This study, to our knowledge, is the first to explore how suicide risk differs by diagnosis across the phase of psychiatric hospitalization. We find that affective disorders increased the risk for suicide the strongest across all phases of time since hospitalization compared with other diagnostic groups. We also find that affective and schizophrenia spectrum disorders tend to have a more intensive effect on the risk of suicide, whereas substance abuse disorders have a more prolonged effect on the risk of suicide.

In an article for the website, Speaking of Suicide, Stacey Freedenthal cited the recommendation by David Rudd, a nationally known suicide expert, who recommended initially seeing an individual at least twice in the week after discharge. The elevated risk of suicide after hospitalization was not necessarily related to a premature discharge. Referencing David Rudd, she said:

Instead, suicidal intent is fluid, impossible to predict from one moment to the next, let alone day-to-day. Of course, whatever led to hospitalization in the first place, whether a suicide attempt, mental illness, or some other crisis, places a person at higher risk than normal for suicide.

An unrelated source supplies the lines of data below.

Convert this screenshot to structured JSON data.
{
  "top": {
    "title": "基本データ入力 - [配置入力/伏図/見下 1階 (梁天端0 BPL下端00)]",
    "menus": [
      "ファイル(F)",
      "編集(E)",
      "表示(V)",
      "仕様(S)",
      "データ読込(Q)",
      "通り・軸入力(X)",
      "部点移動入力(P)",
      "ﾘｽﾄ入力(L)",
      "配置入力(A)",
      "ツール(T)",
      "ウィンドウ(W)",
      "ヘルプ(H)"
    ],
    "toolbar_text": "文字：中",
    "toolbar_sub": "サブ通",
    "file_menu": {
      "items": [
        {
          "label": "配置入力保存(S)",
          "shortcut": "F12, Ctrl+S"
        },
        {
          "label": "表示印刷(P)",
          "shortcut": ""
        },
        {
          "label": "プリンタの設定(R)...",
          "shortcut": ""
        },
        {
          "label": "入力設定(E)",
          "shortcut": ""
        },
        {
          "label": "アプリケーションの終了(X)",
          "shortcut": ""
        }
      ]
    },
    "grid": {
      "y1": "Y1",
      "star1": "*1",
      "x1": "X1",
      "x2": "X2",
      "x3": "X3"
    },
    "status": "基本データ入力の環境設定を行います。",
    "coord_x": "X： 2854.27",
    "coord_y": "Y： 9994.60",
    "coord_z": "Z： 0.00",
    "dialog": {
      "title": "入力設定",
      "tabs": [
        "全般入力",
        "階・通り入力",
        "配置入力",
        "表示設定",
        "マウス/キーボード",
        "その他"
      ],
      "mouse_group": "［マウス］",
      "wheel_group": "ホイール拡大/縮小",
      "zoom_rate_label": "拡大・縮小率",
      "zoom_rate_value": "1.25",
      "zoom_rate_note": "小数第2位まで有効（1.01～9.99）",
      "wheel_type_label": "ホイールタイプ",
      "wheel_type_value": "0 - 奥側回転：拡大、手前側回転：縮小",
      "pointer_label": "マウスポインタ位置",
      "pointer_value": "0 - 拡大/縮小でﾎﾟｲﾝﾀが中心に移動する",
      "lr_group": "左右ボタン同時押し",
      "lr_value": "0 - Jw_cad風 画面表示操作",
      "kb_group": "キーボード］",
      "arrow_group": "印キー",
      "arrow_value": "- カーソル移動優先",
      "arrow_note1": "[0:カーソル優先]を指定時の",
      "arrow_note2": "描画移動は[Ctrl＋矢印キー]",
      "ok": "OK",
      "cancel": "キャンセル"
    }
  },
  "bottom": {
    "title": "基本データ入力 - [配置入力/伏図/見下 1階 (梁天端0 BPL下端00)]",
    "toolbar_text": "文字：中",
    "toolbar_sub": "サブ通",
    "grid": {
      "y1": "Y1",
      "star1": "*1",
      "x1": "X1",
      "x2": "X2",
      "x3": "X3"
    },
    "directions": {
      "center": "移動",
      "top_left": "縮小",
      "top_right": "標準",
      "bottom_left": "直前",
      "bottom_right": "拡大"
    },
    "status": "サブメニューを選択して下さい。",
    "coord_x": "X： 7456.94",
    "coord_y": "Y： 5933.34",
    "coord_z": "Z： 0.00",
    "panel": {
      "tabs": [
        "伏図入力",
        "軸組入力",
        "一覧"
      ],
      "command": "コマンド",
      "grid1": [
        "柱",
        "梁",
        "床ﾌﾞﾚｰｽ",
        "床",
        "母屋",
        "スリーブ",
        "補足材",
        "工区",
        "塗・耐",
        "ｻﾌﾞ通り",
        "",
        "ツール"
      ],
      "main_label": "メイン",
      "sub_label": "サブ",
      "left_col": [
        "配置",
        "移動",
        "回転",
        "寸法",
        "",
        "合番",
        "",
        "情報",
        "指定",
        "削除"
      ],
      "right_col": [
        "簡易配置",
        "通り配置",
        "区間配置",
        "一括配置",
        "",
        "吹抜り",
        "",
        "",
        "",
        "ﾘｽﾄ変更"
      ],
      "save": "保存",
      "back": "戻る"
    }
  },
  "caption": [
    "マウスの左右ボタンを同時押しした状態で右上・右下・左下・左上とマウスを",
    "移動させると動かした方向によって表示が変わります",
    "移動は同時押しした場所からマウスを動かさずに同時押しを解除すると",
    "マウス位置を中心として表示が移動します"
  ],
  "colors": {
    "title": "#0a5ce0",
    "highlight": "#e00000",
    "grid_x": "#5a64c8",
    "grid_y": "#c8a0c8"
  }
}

However, there was a 2014 study reported in Social Psychiatry and Psychiatric Epidemiology that found psychiatric admission in the previous year was highly associated with completed suicide. “Furthermore, even individuals who have been in contact with psychiatric treatment but who have not been admitted are at highly increased risk of suicide.” The authors said the relationship was one of association, rather than causation. “People with increasing levels of psychiatric contact are also more severely at risk of dying from suicide.”

An editorial in the same issue by Large and Ryan said that compared to those who had no psychiatric treatment in the previous year, those who received medication were 5.8 times the risk of suicide; those with at most outpatient psychiatric treatment had 8.2 times the risk; patients with emergency department contact without an admission had 27.9 times the risk; and admitted patients had 44.3 times the risk of suicide. These ratios were after controlling for other risk factors.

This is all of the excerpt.